Ansonsten schlägt sich das Touroll durchaus befriedigend im Alltag. Es ist erstaunlich wuselig, der Geradeauslauf geht in Ordnung, kann aber mit anderen günstigen E-Bikes nicht mithalten. Die Kenda-Reifen grippen insgesamt gut, sind aber reine Straßenarbeiter. Die No-Name-Bremse "Logan" funktioniert für defensive Naturen in Ordnung, jede vermeintlich billige Shimano MT200 ist aber deutlich kräftiger und temperaturfester. Was uns aufstößt, sind die 160er-Bremsscheiben. Das ist am Rennrad okay, an schweren E-Bikes verbieten sich solche Experimente jedoch. Kurz: In der Ebene gerade noch okay, im Mittelgebirge ein Risiko.
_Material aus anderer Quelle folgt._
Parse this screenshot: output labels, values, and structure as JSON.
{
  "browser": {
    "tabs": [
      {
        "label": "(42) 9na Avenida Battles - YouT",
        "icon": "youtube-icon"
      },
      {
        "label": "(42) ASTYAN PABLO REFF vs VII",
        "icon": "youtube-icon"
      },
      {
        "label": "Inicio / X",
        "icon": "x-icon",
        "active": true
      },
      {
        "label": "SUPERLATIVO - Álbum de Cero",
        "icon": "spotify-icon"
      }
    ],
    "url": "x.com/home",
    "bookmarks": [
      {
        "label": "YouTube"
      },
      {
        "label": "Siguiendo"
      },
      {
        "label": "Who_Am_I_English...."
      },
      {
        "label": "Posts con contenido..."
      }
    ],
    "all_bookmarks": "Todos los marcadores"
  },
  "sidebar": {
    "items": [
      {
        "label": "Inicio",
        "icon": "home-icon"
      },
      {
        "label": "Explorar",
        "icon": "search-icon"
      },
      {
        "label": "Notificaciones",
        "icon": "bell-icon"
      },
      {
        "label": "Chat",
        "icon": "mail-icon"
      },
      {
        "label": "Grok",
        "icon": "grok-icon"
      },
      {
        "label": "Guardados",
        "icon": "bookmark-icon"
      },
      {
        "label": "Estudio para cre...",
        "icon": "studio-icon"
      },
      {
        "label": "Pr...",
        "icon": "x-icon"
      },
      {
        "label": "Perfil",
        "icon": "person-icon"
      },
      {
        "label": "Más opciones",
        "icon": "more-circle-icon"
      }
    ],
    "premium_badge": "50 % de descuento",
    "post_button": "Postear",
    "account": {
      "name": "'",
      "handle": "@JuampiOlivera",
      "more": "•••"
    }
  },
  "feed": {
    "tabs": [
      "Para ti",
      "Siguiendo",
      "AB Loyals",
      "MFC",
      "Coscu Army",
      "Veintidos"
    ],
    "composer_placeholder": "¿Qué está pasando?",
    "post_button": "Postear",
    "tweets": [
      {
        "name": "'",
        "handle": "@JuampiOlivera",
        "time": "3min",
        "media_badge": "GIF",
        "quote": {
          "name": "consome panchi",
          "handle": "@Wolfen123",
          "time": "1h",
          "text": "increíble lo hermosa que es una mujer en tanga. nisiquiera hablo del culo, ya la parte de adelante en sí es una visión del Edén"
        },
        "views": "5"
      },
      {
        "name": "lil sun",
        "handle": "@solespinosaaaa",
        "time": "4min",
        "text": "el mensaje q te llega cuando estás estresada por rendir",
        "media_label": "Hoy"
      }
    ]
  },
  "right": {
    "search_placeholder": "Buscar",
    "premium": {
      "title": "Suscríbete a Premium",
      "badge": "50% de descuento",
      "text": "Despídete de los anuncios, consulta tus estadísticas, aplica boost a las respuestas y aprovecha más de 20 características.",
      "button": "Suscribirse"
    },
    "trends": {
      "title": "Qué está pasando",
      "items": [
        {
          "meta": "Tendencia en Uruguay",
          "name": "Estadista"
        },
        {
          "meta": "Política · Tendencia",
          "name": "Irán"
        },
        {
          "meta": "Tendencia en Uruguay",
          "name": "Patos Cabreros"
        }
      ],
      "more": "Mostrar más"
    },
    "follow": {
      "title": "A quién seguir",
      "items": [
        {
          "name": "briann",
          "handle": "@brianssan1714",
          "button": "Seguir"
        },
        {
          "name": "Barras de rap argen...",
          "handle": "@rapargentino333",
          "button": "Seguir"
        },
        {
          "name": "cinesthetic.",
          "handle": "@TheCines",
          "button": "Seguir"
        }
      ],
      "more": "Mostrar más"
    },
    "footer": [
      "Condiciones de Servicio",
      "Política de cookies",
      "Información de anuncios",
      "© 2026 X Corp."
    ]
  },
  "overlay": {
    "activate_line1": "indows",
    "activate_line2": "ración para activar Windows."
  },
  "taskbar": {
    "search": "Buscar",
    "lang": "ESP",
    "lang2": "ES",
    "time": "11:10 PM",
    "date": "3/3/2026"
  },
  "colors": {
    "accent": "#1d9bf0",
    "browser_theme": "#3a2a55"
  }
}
Ansonsten kann man dem Touroll erfreulich wenig vorwerfen. Die Lichtanlage geht in Ordnung, die Bedienung ist selbsterklärend, Fahrkomfort dank der rudimentären Stahlfedergabel durchaus gegeben. Dass die Restreichweitenanzeige manchmal etwas erratisch ist, dürfte zukünftigen Touroll-Piloten und den vermutlich eher kurzen Wegen zum Bäcker, zur Arbeitsstelle oder anderweitigen kurzen Ausfahrten kaum stören. Ein klassisches Tourenrad ist das Touroll in unseren Augen nicht.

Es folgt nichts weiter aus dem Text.